When the media interviewed me after winning US$15,000 in Apps4Africa 2011, I said my dream was to take that US$15,000 and build a US$15 billion company within 15 years. The dream is slowly manifesting and the journey continues!
Are you working on any other projects?
I develop a new product every two years. Minishop is my flagship product and pretty mature, so earlier this year I began developing a product to help professional organisations stay on track. This is more of an enterprise play, and like Minishop, it already has a paying customer even before version one is due to be released this coming quarter.
Have you been able to get any sponsors for your projects?
I make commercial products, so “sponsor” is not the right word, perhaps “investor” is a better fit. FSDT, through this grant, is my biggest sponsor at the moment. I am on the lookout for private investors that think big, have a long-term view, enjoy a good laugh, and don’t mind supporting a hard-headed engineer who wakes up at 3pm to start work because that’s how he is wired to change the world.
Are there other people working on the project with you given that you started working alone?

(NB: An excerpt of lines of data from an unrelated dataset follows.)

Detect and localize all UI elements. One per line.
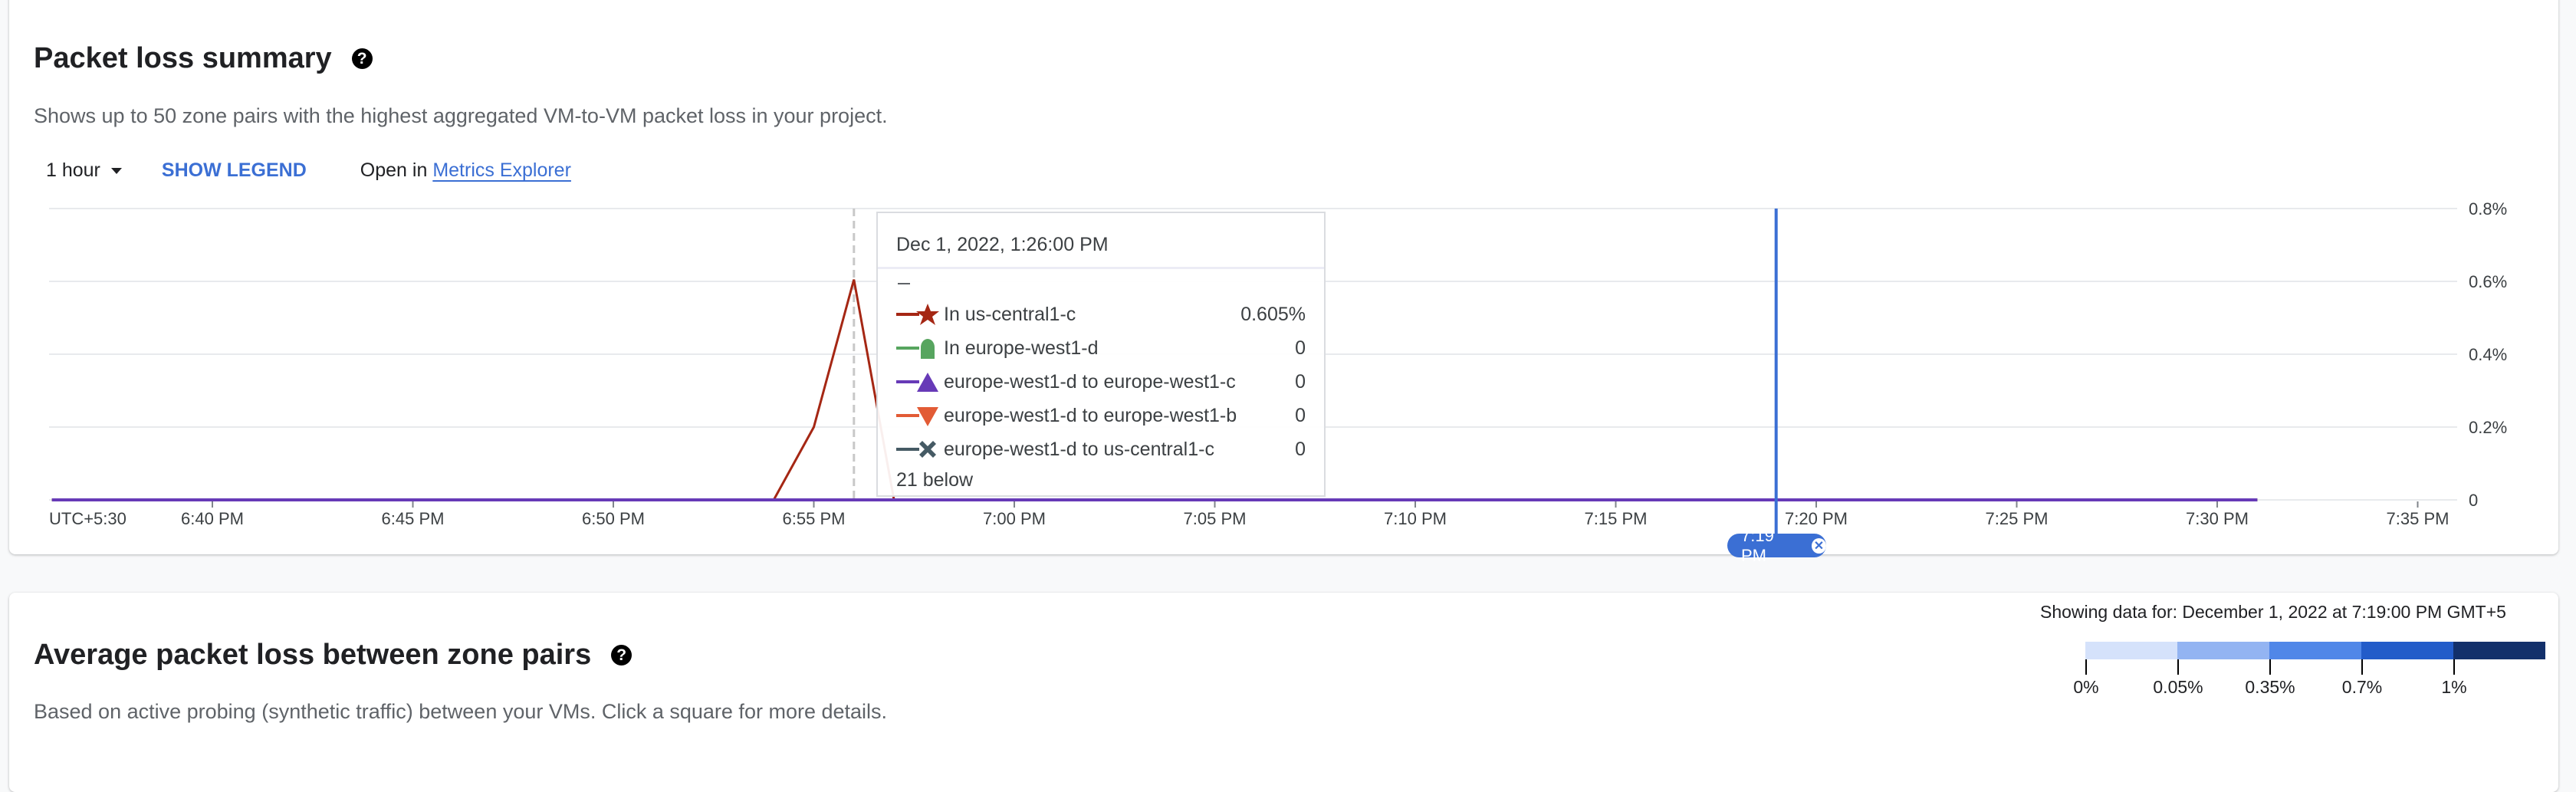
help-icon[interactable]: ? [351,48,373,69]
scale-swatch [2361,642,2453,659]
open-in-label: Open in [360,159,428,181]
scale-tick [2177,659,2179,675]
scale-tick [2453,659,2455,675]
tooltip-row: In us-central1-c 0.605% [896,299,1306,330]
tooltip-row: europe-west1-d to europe-west1-c 0 [896,366,1306,397]
scale-swatch [2085,642,2177,659]
x-tick-label: 6:40 PM [181,509,244,528]
bell-marker-icon [896,337,939,360]
series-value: 0 [1295,438,1306,460]
scale-label: 1% [2441,677,2467,697]
selected-time-chip[interactable]: 7:19 PM ✕ [1727,526,1826,565]
series-name: In us-central1-c [944,303,1076,325]
x-tick-label: 7:25 PM [1986,509,2049,528]
time-range-select[interactable]: 1 hour [46,159,122,182]
series-name: europe-west1-d to us-central1-c [944,438,1214,460]
metrics-explorer-link[interactable]: Metrics Explorer [432,159,571,181]
x-tick-label: 7:10 PM [1384,509,1447,528]
heatmap-color-legend: Showing data for: December 1, 2022 at 7:… [1993,602,2561,709]
x-tick-label: 7:00 PM [983,509,1046,528]
triangle-down-marker-icon [896,404,939,427]
scale-label: 0.05% [2153,677,2203,697]
collapse-icon[interactable] [898,283,910,284]
series-name: europe-west1-d to europe-west1-b [944,404,1237,426]
x-tick-label: 7:35 PM [2387,509,2450,528]
scale-swatch [2177,642,2269,659]
showing-data-for: Showing data for: December 1, 2022 at 7:… [2040,602,2506,622]
series-value: 0 [1295,404,1306,426]
chart-toolbar: 1 hour SHOW LEGEND Open in Metrics Explo… [46,159,571,182]
divider [878,267,1324,269]
y-tick-label: 0.6% [2469,272,2507,291]
x-tick-label: 7:05 PM [1184,509,1247,528]
series-value: 0 [1295,337,1306,359]
x-tick-label: 7:20 PM [1785,509,1848,528]
scale-tick [2269,659,2271,675]
scale-label: 0% [2073,677,2099,697]
scale-label: 0.35% [2245,677,2295,697]
tooltip-date: Dec 1, 2022, 1:26:00 PM [896,234,1109,255]
x-marker-icon [896,438,939,461]
scale-swatch [2453,642,2545,659]
scale-label: 0.7% [2341,677,2383,697]
close-circle-icon[interactable]: ✕ [1811,537,1826,554]
y-tick-label: 0 [2469,491,2478,510]
x-tick-label: 6:50 PM [582,509,645,528]
zone-pairs-subtitle: Based on active probing (synthetic traff… [34,700,888,723]
x-tick-label: 6:45 PM [382,509,445,528]
tooltip-more-count: 21 below [896,469,974,491]
series-name: In europe-west1-d [944,337,1099,359]
time-range-value: 1 hour [46,159,100,181]
tooltip-row: europe-west1-d to europe-west1-b 0 [896,400,1306,431]
scale-tick [2085,659,2087,675]
tooltip-row: europe-west1-d to us-central1-c 0 [896,434,1306,465]
y-tick-label: 0.2% [2469,418,2507,437]
triangle-up-marker-icon [896,370,939,393]
scale-tick [2361,659,2363,675]
y-tick-label: 0.4% [2469,345,2507,364]
x-tick-label: 7:30 PM [2186,509,2249,528]
series-name: europe-west1-d to europe-west1-c [944,370,1236,393]
color-scale-bar [2085,642,2545,659]
help-icon[interactable]: ? [611,645,632,665]
x-tick-label: 7:15 PM [1585,509,1648,528]
scale-swatch [2269,642,2361,659]
summary-title: Packet loss summary ? [34,42,373,75]
packet-loss-chart[interactable]: 0 0.2% 0.4% 0.6% 0.8% UTC+5:30 6:40 PM 6:45 PM 6… [0,0,2576,567]
x-tick-label: 6:55 PM [783,509,846,528]
tooltip-row: In europe-west1-d 0 [896,333,1306,363]
zone-pairs-title-text: Average packet loss between zone pairs [34,639,592,671]
show-legend-button[interactable]: SHOW LEGEND [161,159,307,181]
hover-tooltip: Dec 1, 2022, 1:26:00 PM In us-central1-c… [876,212,1326,497]
star-marker-icon [896,303,939,326]
caret-down-icon [110,167,122,174]
zone-pairs-title: Average packet loss between zone pairs ? [34,639,632,672]
series-value: 0.605% [1240,303,1306,325]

I have been writing code for 16 years. I am extremely particular about the way things should be done in the product development side of things, so I still handle all of that myself. With the grant, I am going to hire up to seven problem solvers to help with other things. I have no problem attracting top talent, especially with all the news going around, but paying them well is a challenge so I have already started work on raising the next round of investment.
Do you have bigger plans for the future?
Yes. I want Minishop in every shop, on every street, of every city in the world. I want to build a company that will outlive my great grand children. I want to see what kind of engineering it takes to build a business with a trillion dollar market cap. I want world domination.
Who has been your mentor in the field?
Why pick one when you can have all of them? I have a very analytical mind as part of my engineering heritage, so I love to read stories of successful companies and extract general lessons that I can apply to myself. The Amazon “Kindle” is my mentor – through it I can buy biographical books on almost any company and read to my heart’s content.
Do you do any mentorship yourself?
Not as much as I would like to. I love teaching because it helps me refine my knowledge every time I try to frame it in ways that average people can understand. Having struggled to get to where I am, I am sympathetic to young people with great talent and unlimited hope. At some point I want to build a world-famous engineering school where African kids can come build the future.
How would you like to see the future of Tanzania in ICT?
I have the privilege and ambition to be the guy who defines that future. We have one of the most vibrant mobile sectors on the continent, with fierce competition and rapid innovation in product offerings. I want the mobile operators to be more open to third-party integration, especially with mobile money. I want Tanzanian kids to be computer literate by age 10. I want ICT to be the lifeblood of the most efficient government on the planet. I want a National Software Act that codifies these objectives and recognises that technology presents the golden opportunity for tapping into Africa’s unbounded potential. It is a good time to be African!